I have to say that my delayed uncoupling works very well. As stated above, everything has to be perfect …coupler height, coupler operation, and the air hose pins. Straight track is also needed. If you really need to have it near a curve, trial and error with the magnet placement below the track can work.

I don’t have mucho cars like many of you guys have, so keeping my small fleet of rolling stock’s couplers in absolute perfect condition is easier for me.

And everything KD.

Jim

Interesting, Last time this subject came up. I replied that I had good success with the Rix handheld uncoupler (which I still use for most situations) and was immediately told that the Bamboo Skewers worked much better and that no one still used the magnets… (well we all know that one isn’t true). From that thread, I tried the Bamboo skewers and found that they work quite well. As I said, interesting [;)]

I guess that there are many ways of uncoupling cars on layouts (which is true for most everything in the hobby). Enjoy your trains!

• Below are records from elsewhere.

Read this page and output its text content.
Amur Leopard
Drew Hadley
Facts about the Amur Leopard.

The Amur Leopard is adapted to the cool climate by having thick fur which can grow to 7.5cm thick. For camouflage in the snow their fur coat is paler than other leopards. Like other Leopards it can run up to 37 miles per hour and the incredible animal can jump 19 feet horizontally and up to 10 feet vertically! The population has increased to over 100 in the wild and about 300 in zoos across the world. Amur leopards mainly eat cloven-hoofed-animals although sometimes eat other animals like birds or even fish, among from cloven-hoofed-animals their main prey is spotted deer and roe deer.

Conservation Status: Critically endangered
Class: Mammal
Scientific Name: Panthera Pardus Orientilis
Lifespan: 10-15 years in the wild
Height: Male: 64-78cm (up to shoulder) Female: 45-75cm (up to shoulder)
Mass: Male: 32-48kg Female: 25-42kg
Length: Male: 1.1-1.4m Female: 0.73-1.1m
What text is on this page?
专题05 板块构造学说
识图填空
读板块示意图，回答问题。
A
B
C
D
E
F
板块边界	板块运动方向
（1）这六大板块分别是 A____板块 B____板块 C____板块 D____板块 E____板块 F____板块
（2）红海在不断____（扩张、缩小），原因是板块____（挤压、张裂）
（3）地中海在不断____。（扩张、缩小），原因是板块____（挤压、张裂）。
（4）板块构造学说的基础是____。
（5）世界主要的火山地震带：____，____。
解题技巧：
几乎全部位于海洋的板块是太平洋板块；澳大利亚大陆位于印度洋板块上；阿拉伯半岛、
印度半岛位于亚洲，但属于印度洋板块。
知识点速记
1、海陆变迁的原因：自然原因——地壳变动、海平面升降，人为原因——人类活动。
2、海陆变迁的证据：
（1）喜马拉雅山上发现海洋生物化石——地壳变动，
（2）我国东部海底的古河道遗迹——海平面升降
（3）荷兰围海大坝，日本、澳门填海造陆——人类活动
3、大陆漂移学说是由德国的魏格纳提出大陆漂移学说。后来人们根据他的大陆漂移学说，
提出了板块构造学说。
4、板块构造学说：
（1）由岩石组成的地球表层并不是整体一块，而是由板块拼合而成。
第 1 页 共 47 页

As mister B and others have mentioned, the couplers need to be nearly perfect.
The Kadee coupler is at it’s best when used w/ the Kadee draft box. I have found that the paint and micro defects on the shanks affect coupler operation at times. When installing any coupler, I rub the shank across a piece of 400/600 wet or dry- then burni***he shank with grease em (graphite) on card stock. This has worked quite well for me anyway. Any of my pieces of rolling stock will properly uncouple and delay as long as the trip pin/ magnet are in proper spec.
I have never had any luck w/ the plastic knock offs. They are always tossed along with the provided Kadee looking bronze centering spring. You can place the springs side by side and never tell the difference, however, not sure if the knock off is a quality spring alloy- they don’t work as good as the Kadee.
Bob K.

I use the Kadee #308 under-track uncouplers and find that they work very well, EXCEPT they are so powerful that any cars with steel weights inside are attracted to the magnet, making uncoupling problematic. I generally replace the steel weights with ones made from 3/32 x 1 inch brass stock, available at the LHS. Unfortunately I have some RTR cars (Red Caboose X29 boxcar, for instance) where I cannot gain access to the interior of the car to change the weights.

It must be on level and straight track. If the magnet is on straight track and the car is comming out of a curve or going into a curve ( as close to a switch) it won’t work properly. Move it at least a car length away from any curved track or switch. On my pike I have very little trouble. Not perfect but working. The real railroads DO have trouble sometimes with couplers. I watch them closely every day at work as I am a trailer jockey at an auto plant and the trains are always in my way.